Academic Editor: Anat Loewenstein

Copyright © 2017 Zhong Lin et al. This is an open access article distributed under the Creative Commons Attribution License, which permits unrestricted use, distribution, and reproduction in any medium, provided the original work is properly cited.

Abstract

Purpose. To report the safety and efficacy of adjustable postoperative position for rhegmatogenous retinal detachment (RRD). Methods. Retrospective review of 536 consecutive RRD eyes that underwent vitrectomy surgery for retina repair from year 2008 to 2014. The retinal breaks were divided into superior, lateral (nasal, temporal, and macular), and inferior locations, according to the clock of breaks.
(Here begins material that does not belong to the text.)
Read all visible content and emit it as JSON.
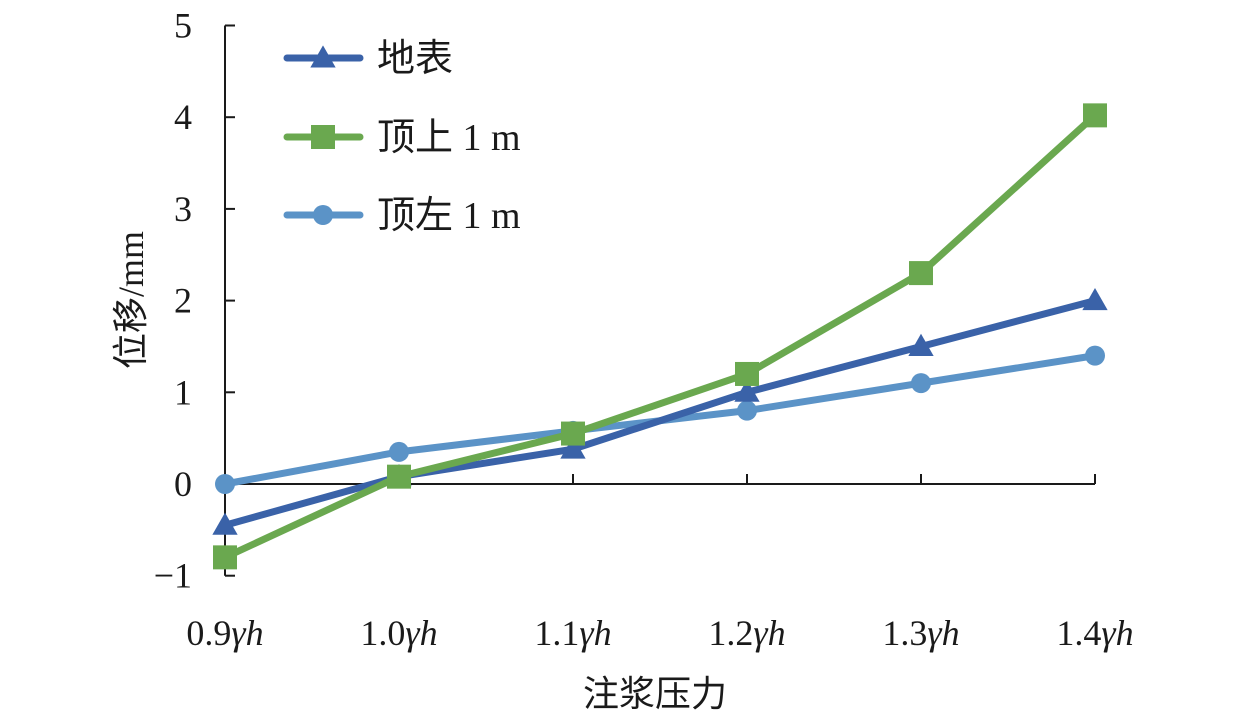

Patients with superior and lateral break location were allowed to have facedown position or lateral decubitus position postoperatively, while patients with inferior break location were allowed to have facedown position. Results. 403 eyes of 400 patients were included. The mean follow-up interval was 22.7 ± 21.3 months. The overall primary retinal reattachment rate was 93.3%. There were 24 (6.0%), 273 (67.7%), and 106 (26.3%) patients with superior, lateral, and inferior break location, respectively. The primary reattachment rate was 95.8%, 92.3%, and 95.3% accordingly. After further divided the break location into subgroups as a function of duration of symptom, postoperative lens situation, number of retinal breaks, and different vitreous tamponade, the primary reattachment rates were all higher than 82%. Conclusion. Adjustable postoperative positioning is effective and safe for RRD repair with different break locations. Choosing postoperative position appropriately according to retinal break locations could be recommended.